E15 is approved for light-duty vehicles from model year 2001 and up and
all Flex-fuel vehicles. That group constitutes roughly 75% of the
vehicles currently on the road and over 85% of the unleaded gasoline
sold in the US.

Hence, the theoretical upper limit is something over 0.85*15 -- ~13%
discounting FFVs. What fraction they are I didn't try to ascertain but
it's going up every model year and what fraction of the public that has
them uses E85 in them is also unknown.

I've got a couple that came that way 'cuz that's the way they were, not
that I had any desire for them, particularly and they've never visited
an E85 pump. I suppose on a trip sometime I ought to just try and see
how one of them does just for comparison.

But, the EPA is certainly _not_ mandated that E10 is the upper cap on
total ethanol usage altho the sizable fleet of vehicles on the road that
aren't FFV limits the potential market at the present.
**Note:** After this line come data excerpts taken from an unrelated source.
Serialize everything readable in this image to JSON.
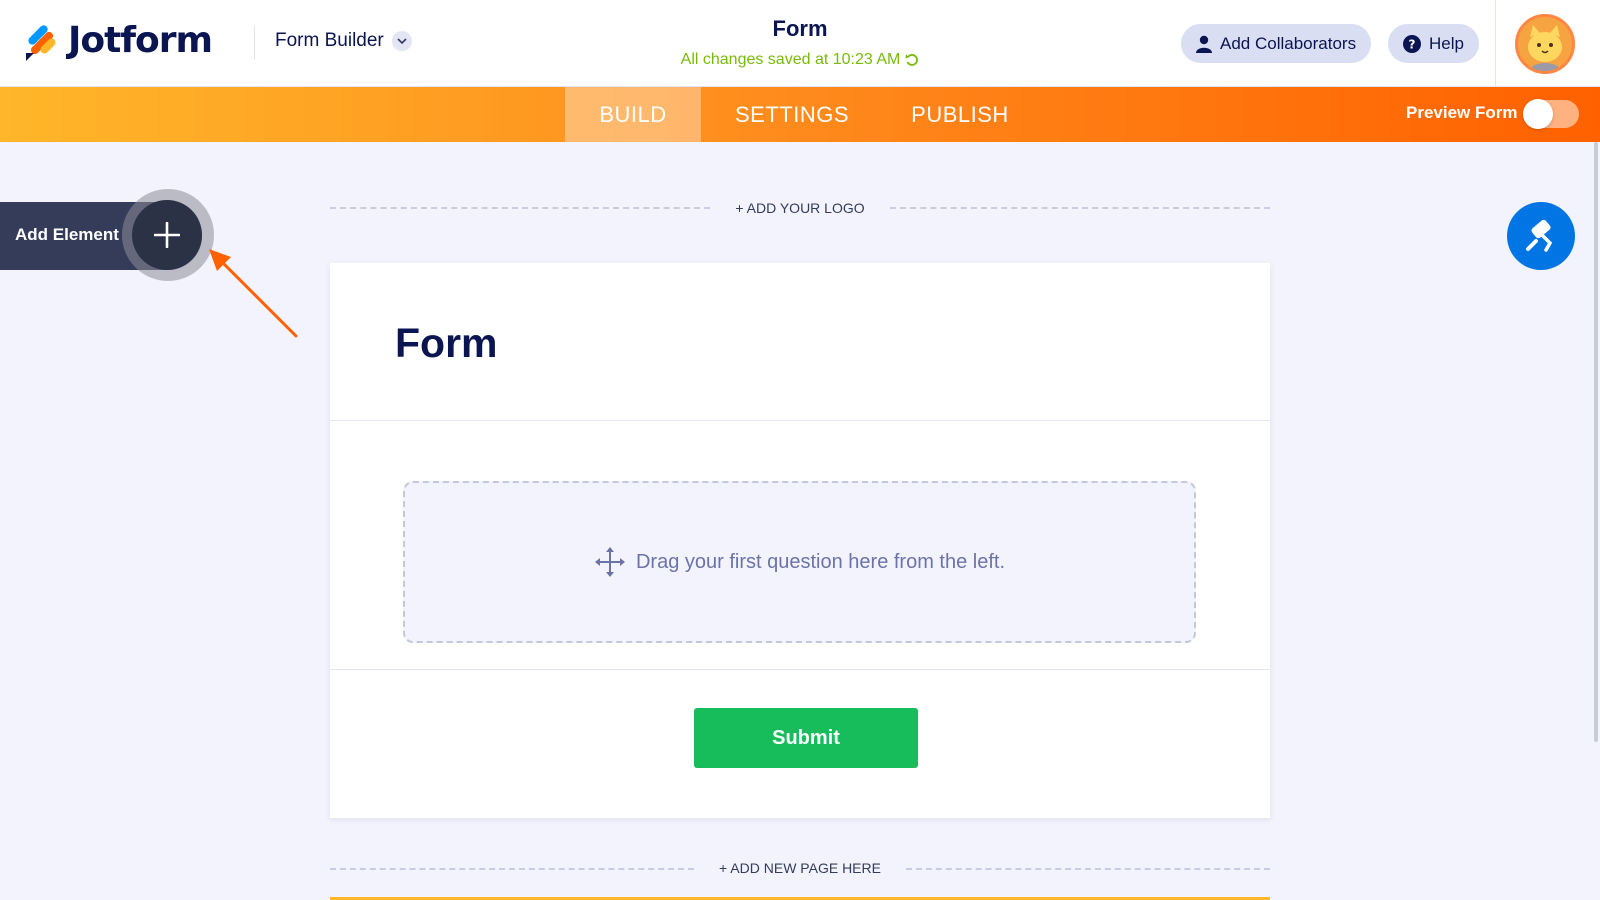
{
  "header": {
    "logo_text": "Jotform",
    "builder_label": "Form Builder",
    "form_title": "Form",
    "saved_status": "All changes saved at 10:23 AM",
    "add_collaborators": "Add Collaborators",
    "help": "Help"
  },
  "tabs": [
    {
      "label": "BUILD",
      "active": true
    },
    {
      "label": "SETTINGS",
      "active": false
    },
    {
      "label": "PUBLISH",
      "active": false
    }
  ],
  "preview": {
    "label": "Preview Form",
    "enabled": false
  },
  "sidebar": {
    "add_element_label": "Add Element"
  },
  "canvas": {
    "add_logo": "+ ADD YOUR LOGO",
    "form_heading": "Form",
    "drop_hint": "Drag your first question here from the left.",
    "submit_label": "Submit",
    "add_page": "+ ADD NEW PAGE HERE"
  },
  "colors": {
    "brand_navy": "#0a1551",
    "tab_orange": "#ff6100",
    "saved_green": "#78bb07",
    "submit_green": "#18bd5b",
    "fab_blue": "#0075e3"
  },
  "icons": {
    "logo": "jotform-logo-icon",
    "dropdown": "chevron-down-icon",
    "collaborators": "person-icon",
    "help": "question-circle-icon",
    "refresh": "refresh-icon",
    "add": "plus-icon",
    "move": "move-arrows-icon",
    "fab": "paint-roller-icon"
  }
}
Again, whether there will be a real uptick in consumer preference for
higher blends is still to be determined but it surely hasn't made itself
felt as yet. And, it can't be as there's simply not sufficient
production capacity at the moment to go too far beyond the present levels.

But clearly, it's been national energy policy in response to
environmental concern and higher oil prices that has driven the market,
not consumer-driven demand. It's been "the only game in town".